Она ждала его в машине минут сорок. Хотела идти пешком – ноги не слушались. Да и куда было идти по ночной лесной дороге? Территория школы была безлюдной и темной. Видно, в эту ночь после налета на цыган никто из учеников, опасаясь возможных осложнений с милицией, возвращаться сюда не собирался. А может, приснилось это все? Школа, ученики, костры над рекой, цыганский праздник, тот цыганский оборотень – дурачок, юродивый… Катя смотрела на свои руки – они дрожали. На правом запястье были сине-багровые отпечатки пальцев.
Дмитрий пришел один. Сел за руль, сгорбился, спрятав лицо в стиснутые кулаки.
– Ваш брат – настоящий маньяк, Дима, – глухо произнесла Катя.
– Он мой брат.
– Он сотворил с этой своей бандой сегодня такое… Цыгане его действительно теперь надолго запомнят. И он не фашист, я ошиблась. Он просто маньяк. Одержимый.
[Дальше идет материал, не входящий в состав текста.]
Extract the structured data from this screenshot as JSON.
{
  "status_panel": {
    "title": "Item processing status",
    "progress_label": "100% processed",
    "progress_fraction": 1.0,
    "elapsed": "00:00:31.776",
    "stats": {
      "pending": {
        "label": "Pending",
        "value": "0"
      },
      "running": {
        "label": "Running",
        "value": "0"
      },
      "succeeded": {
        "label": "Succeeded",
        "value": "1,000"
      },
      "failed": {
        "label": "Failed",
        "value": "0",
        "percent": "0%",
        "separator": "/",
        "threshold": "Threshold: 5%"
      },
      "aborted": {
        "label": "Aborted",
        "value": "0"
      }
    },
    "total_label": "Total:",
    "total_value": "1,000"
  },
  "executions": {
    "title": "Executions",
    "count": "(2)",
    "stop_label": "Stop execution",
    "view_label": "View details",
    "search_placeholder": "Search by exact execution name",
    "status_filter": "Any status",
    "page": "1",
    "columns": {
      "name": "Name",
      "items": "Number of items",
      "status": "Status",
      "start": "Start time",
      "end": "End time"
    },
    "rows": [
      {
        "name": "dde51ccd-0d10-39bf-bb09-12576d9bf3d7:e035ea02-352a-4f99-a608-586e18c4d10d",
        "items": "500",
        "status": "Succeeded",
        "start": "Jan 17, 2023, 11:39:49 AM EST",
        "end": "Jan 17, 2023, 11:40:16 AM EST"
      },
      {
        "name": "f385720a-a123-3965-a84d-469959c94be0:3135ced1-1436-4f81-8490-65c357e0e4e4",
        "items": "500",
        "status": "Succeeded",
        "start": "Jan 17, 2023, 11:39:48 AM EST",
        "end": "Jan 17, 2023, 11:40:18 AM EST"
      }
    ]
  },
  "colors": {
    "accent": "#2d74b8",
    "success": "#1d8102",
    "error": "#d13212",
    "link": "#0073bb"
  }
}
– Он мой брат, Катя, – повторил Дмитрий.
– Тут в окрестных лесах, на даче уже убили двоих. Здоровых молодых мужчин. Слухи и до вас уже дошли, говорили, помню. Им шею обоим сломали. А только сегодня ваш брат обещал то же самое сделать и Вадьке, когда тот вернется. Меня ударил тоже в шею, – Катя дотронулась до больного места, – Степан…
– Он же болен, Катя! Вы даже представить себе не можете, как это серьезно. Он сейчас за свои слова и поступки не отвечает, поймите вы! Смерть отца все, все усугубила… Катя, ведь он даже на похоронахсегодня не был!
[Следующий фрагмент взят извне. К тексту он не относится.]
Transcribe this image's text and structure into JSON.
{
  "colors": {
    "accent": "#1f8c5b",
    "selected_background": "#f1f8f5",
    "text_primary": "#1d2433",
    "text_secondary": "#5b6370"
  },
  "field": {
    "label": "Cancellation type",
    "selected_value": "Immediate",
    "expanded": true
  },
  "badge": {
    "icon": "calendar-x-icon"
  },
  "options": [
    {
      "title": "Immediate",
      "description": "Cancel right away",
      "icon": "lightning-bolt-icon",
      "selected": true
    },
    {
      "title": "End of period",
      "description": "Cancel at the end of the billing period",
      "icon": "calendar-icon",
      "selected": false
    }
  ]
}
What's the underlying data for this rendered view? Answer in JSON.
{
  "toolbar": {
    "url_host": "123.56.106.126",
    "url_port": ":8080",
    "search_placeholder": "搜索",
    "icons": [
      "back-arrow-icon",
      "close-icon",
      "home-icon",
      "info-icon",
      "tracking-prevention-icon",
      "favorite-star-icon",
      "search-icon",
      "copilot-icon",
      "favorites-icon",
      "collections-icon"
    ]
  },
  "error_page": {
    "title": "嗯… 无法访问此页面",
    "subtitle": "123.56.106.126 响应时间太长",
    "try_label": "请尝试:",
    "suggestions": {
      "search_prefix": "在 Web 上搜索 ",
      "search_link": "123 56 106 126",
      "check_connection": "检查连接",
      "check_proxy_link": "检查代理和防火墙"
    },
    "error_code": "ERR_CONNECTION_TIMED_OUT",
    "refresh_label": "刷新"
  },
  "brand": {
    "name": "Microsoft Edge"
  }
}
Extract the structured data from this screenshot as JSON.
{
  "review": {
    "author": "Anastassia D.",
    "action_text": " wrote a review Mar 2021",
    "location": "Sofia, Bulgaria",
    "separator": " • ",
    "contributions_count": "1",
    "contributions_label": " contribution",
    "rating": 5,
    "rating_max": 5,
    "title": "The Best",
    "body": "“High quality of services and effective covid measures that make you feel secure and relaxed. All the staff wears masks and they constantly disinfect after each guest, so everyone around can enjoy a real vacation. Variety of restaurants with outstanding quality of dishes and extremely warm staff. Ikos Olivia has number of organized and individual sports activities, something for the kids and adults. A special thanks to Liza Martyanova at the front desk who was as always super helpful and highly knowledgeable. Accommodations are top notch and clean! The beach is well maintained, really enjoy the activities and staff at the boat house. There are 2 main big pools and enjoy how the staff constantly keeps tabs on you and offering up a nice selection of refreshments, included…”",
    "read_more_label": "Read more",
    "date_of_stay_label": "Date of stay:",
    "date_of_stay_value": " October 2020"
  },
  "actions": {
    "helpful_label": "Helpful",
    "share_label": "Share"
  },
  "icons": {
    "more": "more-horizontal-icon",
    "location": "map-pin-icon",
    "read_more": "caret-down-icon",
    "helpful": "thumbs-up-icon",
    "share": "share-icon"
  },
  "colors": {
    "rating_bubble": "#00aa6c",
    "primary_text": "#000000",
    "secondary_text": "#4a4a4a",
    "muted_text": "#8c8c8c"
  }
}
– Не был на похоронах отца?!
Дмитрий горестно покачал головой.
– Я его ждал. Но он так и не приехал, я думал, что случилось… Серега мне сказал, что вы… ты, Катя, в наши края двинулась. Я сюда в это их чертово логово прямо из ресторана с поминок приехал. Разогнал тут каких-то его придурков. Говорить мне сначала, сукины дети, не хотели, где Степка, пришлось мозги вправлять. Рванул к цыганам – батюшки, а там – пожарные машины, «Скорая», бабы орут, сопляки эти черномазые визжат. Опоздал, в общем. И с вами разминулся, – Дмитрий не смотрел ей в глаза. – Катя, простите нас: меня, его. Степка себя не помнит сейчас. Это не он, это все болезнь, понимаете? Понимаешь ты? Он же не такой… Только я один знаю, каким он был до той проклятой охоты, до больницы… Катя, это все бред, что вы про него думаете, в чем подозреваете… Клянусь вам, он не может никого убить. Ради бога, не губите нас, его, не говорите своим, что произошло. Прошу тебя – не говори этим своим золотопогонникам, они же как псы, им бы лишь человека схватить, а что он не в себе… Катя, я его утром к врачу отвезу, может быть, удастся его на время в больницу поместить!